Ricardo Israel Z. is a lawyer and a political scientist. He holds a PhD and a masters degree in Political Science from the University of Essex and is a Professor of Political Science at the University of Chile. He leads the International Center for the Quality of Democracy as well as the School of Law and Social Sciences at the Autonomous University of Chile. He is the President of the Army Forces and Society Committee at the World Political Science Association. He has published dozens of books and essays, which have been translated into many different languages, and is a director and commentator on international Radio and TV shows about politics.

THE DECISION TO NATIONATIONALIZE THE BOLIVIAN HYDROCARBON caused more surprise for the way it was taken than for the decision itself, since Evo Morales had announced it several times during the presidential campaign. However, after his assumption he had taken a negotiating position.


That is why the attention was caught by the way of proceeding: including the military occupation. The truth is that in high-price periods, the governments draw on measures which reinforce their roles. It was done by Jimmy Carter in US in the seventies, through extraordinary taxes. Ecuador, Venezuela, Russia and several other countries have done it recently. In fact, in other high-price periods, nationalizing advances have taken place, from Venezuela to Saudi Arabia.

But, which is the difference of what is happening now? That in the other experiences negotiating efforts was done. Therefore, why did Evo Morales opt for the unilateralism?

There are two reasons: the first one is economic, and consist in the fact that the Bolivian government bets that in a high-price period and of increasing demand, the transnational companies will opt for reducing their benefits in exchange for the possibility to stay in the country; which although is a small actor in the world market –the decision practically did not change the world prices–, it owns the second largest reserves of South America.

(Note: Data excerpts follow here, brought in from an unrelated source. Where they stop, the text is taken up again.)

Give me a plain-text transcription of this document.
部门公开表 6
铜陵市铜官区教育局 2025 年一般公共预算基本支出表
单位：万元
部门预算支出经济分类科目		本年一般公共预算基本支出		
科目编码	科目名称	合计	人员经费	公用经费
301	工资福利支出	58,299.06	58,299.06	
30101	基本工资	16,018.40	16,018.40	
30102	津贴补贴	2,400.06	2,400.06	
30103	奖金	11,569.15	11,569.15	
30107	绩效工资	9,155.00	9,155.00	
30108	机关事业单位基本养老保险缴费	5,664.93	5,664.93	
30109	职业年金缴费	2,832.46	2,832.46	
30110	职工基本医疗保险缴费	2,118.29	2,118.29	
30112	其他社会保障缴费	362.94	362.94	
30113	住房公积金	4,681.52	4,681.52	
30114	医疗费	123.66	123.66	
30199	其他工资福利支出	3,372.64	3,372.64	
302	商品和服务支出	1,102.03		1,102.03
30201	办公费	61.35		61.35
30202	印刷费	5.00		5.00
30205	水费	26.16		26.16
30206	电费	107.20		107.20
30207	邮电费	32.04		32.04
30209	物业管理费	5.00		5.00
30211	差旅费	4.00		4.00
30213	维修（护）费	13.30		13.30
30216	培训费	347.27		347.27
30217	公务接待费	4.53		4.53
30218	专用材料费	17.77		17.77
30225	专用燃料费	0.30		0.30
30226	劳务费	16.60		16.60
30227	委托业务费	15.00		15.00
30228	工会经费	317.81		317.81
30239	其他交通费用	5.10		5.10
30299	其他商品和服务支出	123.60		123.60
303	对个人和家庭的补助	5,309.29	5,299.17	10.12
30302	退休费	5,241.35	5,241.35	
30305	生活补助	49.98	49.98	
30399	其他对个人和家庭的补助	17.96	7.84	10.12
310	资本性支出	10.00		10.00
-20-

The second reason is related to the political bet: Bolivia must face its Constituent Assembly, and considering the popularity that this kind of claims grants, and having a much higher income for the Bolivian treasury, Morales may have resources which will help him to obtain an institutional reform for him to stay in power.

Besides, the decision took place in a context when the popularity of the President, although still high, was beginning to descend, and where an escalation in protest was announced. Furthermore, in such scenario, the president Morales must neutralize the autonomist tendencies of Santa Cruz and other regions of the country.

There is clearly a possibility that the bet fails. Not only the European countries have felt affected (specially Spain), but Brazil, principal investor and with a Bolivian gas-dependency of more than a 60 per cent.

Lula must be very upset, considering that Morales opted for the Chávez style in the competition for influence and that being Petrobras a public company, he is the direct responsible as President.

On the other hand, there is no doubt about the fact that US has considered as a provocation the announcement of the nationalization immediately after the meeting of Castro, Morales, Chávez and Daniel Ortega at La Habana.
Otherwise, if transnational companies do not accept the conditions and decide to go to the International Courts, the situation may be extremely complicated for the Bolivian government, with confiscation over properties and deposits all over the world.

However, Evo Morales knows that he owns a grace period of 180 days, since it is very difficult that the transnational companies take a decision before the deadline to opt between accepting the imposed conditions or abandoning the country.

In fact, a great success was obtained after the meeting with Kirchner at Puerto Iguazú, where Lula and Chávez made sure that they will be part of the South American gas pipeline of Bolivia under the conditions they have been seeking since ever, and which were unfeasible without them, as they insisted on.

In this meeting, in exchange for ensuring the supply to its principal clients, as Brazil and Argentina, these last mentioned accepted to initiate negotiations related to the increase of the prices they paid for the gas.

By the way: the initiative seems to be taken out from the sixties. In the long term, Bolivia lacks of financial resources to invest. And without investment, it is possible that the production may not increase, but decrease.

Will the gamble be successful? We don’t know. It is doubtful that it will enrich the country, but in the short-term it will imply political success.

And the transnational companies may decide that it is not worth betting for the failure of the initiative, but to decide that what it matters most nowadays is to be present at the place where the gas and the petroleum are.